Tagged with: traveljournal

  • Day 4

    Leaving at 7am again, Basil and I go to his office, via the Lyons office (tea company), to strike a deal. At the office I download my email and find that although the internet connection is not good, I can get on ICQ, which is actually more than I can do at home. I spend the rest of the day at the office, observing proceedures and chatting to Pam and Joyce. At the end of the day Basil gives me a guided tour of the complex, and then we drive home. Dinner is take away pizza while watching “The House on Haunted Hill”.

  • Day 3

    What a busy day. I am awake at 6am, and leave with Basil by 7 for his office a short distance away in Harare. Here I am introduced to Pam, his personal assistant, and get to see some photos he has taken of Reaper’s operations over the past few years. With cheques signed and business generally attended to, we depart again for the rural town of Rusape, where Reapers own a petrol filling station. The trip takes about an hour, and when we arrive I am surprised to see attendants at each pump, before realising that self-service stations are simply not present in Zimbabwe. I am introduced to Davina, the station manager who gives me a tour while Basil conducts a meeting. “I hear that you have to fill up the cars yourself in England?!” she observes.

  • Day 2

    Getting off the plane is quite a relief, but I’m not looking forward to immigration and customs. The queue for the immigration desk lasts about 30 minutes, and when I get there the official says simply “You need to put address here”, pointing to the place on the form where Basil’s address should go. Unfortunately, I’ve no idea where he lives. The official retained my passport while I went to find Basil and get his address. This achieved, I faced an agonising wait for my baggage.

  • Day 1

    I certainly haven’t got any better at this sleeping on planes lark. Can’t understand how anybody can sleep when you can’t possibly lie down flat and the noise of the engines reverberates around your head. I’m looking around the cabin, and almost everyone is asleep. The powers that be won’t let me use my laptop, I’m dying for a drink and I’ve begun to read my book without taking in the words on the page. I have entered the zombie state.

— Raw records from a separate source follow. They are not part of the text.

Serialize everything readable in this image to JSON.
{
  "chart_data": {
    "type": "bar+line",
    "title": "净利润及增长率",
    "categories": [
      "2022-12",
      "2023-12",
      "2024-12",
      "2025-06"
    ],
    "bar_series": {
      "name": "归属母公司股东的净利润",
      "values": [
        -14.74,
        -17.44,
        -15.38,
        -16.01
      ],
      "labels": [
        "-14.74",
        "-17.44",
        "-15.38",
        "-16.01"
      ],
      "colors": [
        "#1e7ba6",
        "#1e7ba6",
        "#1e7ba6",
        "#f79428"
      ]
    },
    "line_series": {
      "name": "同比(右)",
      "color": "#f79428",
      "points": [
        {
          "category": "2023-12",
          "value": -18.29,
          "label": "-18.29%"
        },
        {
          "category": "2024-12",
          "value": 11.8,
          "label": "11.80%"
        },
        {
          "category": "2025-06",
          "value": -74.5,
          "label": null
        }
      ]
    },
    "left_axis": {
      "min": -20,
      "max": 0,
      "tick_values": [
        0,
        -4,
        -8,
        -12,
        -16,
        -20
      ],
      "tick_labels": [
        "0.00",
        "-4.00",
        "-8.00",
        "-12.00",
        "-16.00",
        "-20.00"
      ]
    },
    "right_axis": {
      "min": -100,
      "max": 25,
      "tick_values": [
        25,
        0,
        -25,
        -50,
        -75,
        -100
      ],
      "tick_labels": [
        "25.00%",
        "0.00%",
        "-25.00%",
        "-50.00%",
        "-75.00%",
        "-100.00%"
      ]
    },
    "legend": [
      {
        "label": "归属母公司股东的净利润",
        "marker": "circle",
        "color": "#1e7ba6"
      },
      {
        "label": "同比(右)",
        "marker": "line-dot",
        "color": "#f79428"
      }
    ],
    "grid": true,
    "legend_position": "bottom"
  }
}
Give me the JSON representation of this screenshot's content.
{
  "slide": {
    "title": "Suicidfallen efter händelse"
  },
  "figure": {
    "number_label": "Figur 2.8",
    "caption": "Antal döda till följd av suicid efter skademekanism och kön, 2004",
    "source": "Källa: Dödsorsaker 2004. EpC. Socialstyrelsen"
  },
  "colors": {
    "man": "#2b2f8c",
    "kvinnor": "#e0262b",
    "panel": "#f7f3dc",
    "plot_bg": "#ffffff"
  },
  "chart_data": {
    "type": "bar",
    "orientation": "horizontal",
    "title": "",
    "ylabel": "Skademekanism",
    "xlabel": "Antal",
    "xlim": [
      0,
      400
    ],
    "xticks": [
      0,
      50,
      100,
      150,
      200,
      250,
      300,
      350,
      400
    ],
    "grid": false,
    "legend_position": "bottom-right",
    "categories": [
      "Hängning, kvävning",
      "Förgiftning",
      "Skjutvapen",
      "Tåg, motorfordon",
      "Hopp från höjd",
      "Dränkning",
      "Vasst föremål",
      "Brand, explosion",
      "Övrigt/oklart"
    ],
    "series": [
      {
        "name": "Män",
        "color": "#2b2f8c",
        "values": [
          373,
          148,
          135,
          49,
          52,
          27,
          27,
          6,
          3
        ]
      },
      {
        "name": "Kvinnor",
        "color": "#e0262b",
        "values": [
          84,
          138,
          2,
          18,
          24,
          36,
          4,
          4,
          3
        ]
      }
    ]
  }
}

  • One day prior to departure

    Today started rather well. On friday I went to an interview at the National Air Traffic Service for an information systems job, and this morning the personnel lady called to tell me I’d got it. Obviously my new suit had the desired effect. That means I can leve knowing I have a job lined up when I return. After receiving this news I went to buy some presents for Basil, his wife, and his personal assistant Pam. I’ve got a pocket-watch style desk clock for Basil, and some fragranced soaps for the women. Hope they like them.

  • Seven days prior to departure

    Finally the mystery surrounding my trip to Zimbabwe has been cleared, at least partially, with the arrival of a travel itinerary and a brief email from Basil about what I’m to be expected to do. The story begins about three months ago (March 2001), when a business contact in Zimbabwe asked me if I would like to spend some time with his company. I had never met him, and our only connection was through my mother, so I thought it remarkably trusting of him to assume I would be of any use to his business.

  • Day 42

    I can now officially say that I’ve slept in an airport. And as airports go, Singapore isn’t a bad choice. The annoying thing was that the really nice comfy chairs (the ones in that lounge I mentioned ages ago) were in the transit area, which you can’t get to without checking in. And you can’t check in until two hours prior to departure. So we went to the food court and had some snacks, and watched BBC world on the TVs overhead. They also had a pool table so we played a few games on that too. This left us with about four hours to kill until the earliest we could possibly be allowed to check in. I found a kid’s play area, one of the ones with soft rubber on the floor, and slept there – David chose to ‘roam the airport’.

  • Day 41

    Check out time at our hostel is officially 9am, so having woken up at 9:06am, I packed leisurely, accepting the inevitable late-checkout fee. As it turned out, I avoided the fee anyway, so that was lucky.

  • Day 40

    On waking up, I discovered that I had just under 40 mosquito bites. David and John were both virtually unscathed, so I came to the inescapable conclusion that I must be very tasty indeed. We had to be up at 5:00am, so that we could leave by 6. Thus the entire getting up and having breakfast was conducted, very unnaturally, in the darkness. We switched to a four wheel drive bus (borderline truck, actually) for the trip to Jim Jim and Twin Falls Waterfalls. Jim Jim Falls is accessible via a walking track, and only in the dry season. In the wet season, believe it or not, the only way to get there is by helicopter. Another feature of Jim Jim peculiar to the dry season, is that it is dry – the waterfall is not in flow. Despite this, it is still an amazing sight, especially at this time of the morning.

  • Day 39

    The Kakadu is for Darwin what the Great Barrier Reef is for Cairns – a must see. We departed early, taking an annoying amount of time to pick up everyone else booked on the tour, and then headed off to the park. We were in a small bus, with a group of 17, none of whom said anything at all, as far as I could make out, for the 1½ hour drive to our first stop. This was simply because our tour guide failed to introduce everybody.